The current approach to procurement of building and construction projects by both public and private clients facilitates corrupt payments by allowing the increase in project costs they cause to be hidden in tender bid prices or claims for reimbursement. This is primarily due to clients’ under-investing in project preparation in the initiation phase, as they seek to minimise the design costs of a feasibility study. Because many projects are then put to tender with incomplete documentation, their cost cannot be estimated accurately and tenderers have to add a significant risk premium to their bids.

Project costs cannot be accurately estimated without detailed design and engineering specifications, and high cost estimates allow the later diversion of funds. On the other hand, incomplete design can lead to estimates below project costs, with consequent claims and disputes obscuring the eventual recipients of funds.

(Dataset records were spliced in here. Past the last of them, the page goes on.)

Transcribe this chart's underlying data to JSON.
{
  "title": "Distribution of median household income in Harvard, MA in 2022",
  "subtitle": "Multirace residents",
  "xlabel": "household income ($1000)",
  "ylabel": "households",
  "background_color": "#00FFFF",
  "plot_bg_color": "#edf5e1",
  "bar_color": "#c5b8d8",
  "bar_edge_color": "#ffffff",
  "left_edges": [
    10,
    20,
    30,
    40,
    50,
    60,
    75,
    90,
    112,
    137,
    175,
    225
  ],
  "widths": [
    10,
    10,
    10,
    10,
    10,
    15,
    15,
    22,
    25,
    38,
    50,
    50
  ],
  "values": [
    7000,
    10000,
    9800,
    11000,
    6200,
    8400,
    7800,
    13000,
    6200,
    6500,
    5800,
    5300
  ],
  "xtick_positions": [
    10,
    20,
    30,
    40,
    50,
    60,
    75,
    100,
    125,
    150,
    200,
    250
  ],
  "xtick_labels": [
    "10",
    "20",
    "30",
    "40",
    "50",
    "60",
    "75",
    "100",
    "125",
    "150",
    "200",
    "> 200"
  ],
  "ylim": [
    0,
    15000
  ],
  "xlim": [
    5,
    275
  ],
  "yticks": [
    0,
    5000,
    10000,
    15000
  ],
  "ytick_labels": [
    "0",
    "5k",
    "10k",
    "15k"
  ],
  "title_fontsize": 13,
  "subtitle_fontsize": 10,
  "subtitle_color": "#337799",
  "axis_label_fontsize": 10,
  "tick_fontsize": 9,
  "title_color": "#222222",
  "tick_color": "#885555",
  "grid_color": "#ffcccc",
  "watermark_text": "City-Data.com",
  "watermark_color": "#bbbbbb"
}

Contractors’ claims for reimbursement can lead to significant cost increases, and an unscrupulous contractor will also cheat on materials, compromise on quality, and deliver below the specification, resulting in poor quality assets with high maintenance costs.

Failures in project preparation opens up opportunities for corruption during the later stages of a project. For example, inadequate project preparation may lead to subsequent implementation delays and work changes that can be manipulated to benefit individuals or companies. The preparation stage is likely to facilitate corruption during construction when failures at this stage are opportunistic or deliberate. Incomplete design inevitably requires adjustments after the work has started, although many are due to unexpected events and circumstances. However, starting without a complete plan opens the door to post-contract negotiation and opportunistic behaviour.

To improve project preparation both public and private sector clients would have to take more responsibility for project initiation and definition, and employ larger and more capable client teams to manage their projects’ procurement and delivery strategies. The cost of a client project management team is not an added extra to the project, and the task is essential if the scope for collusive and corrupt behaviour in the building and construction industry is to be reduced.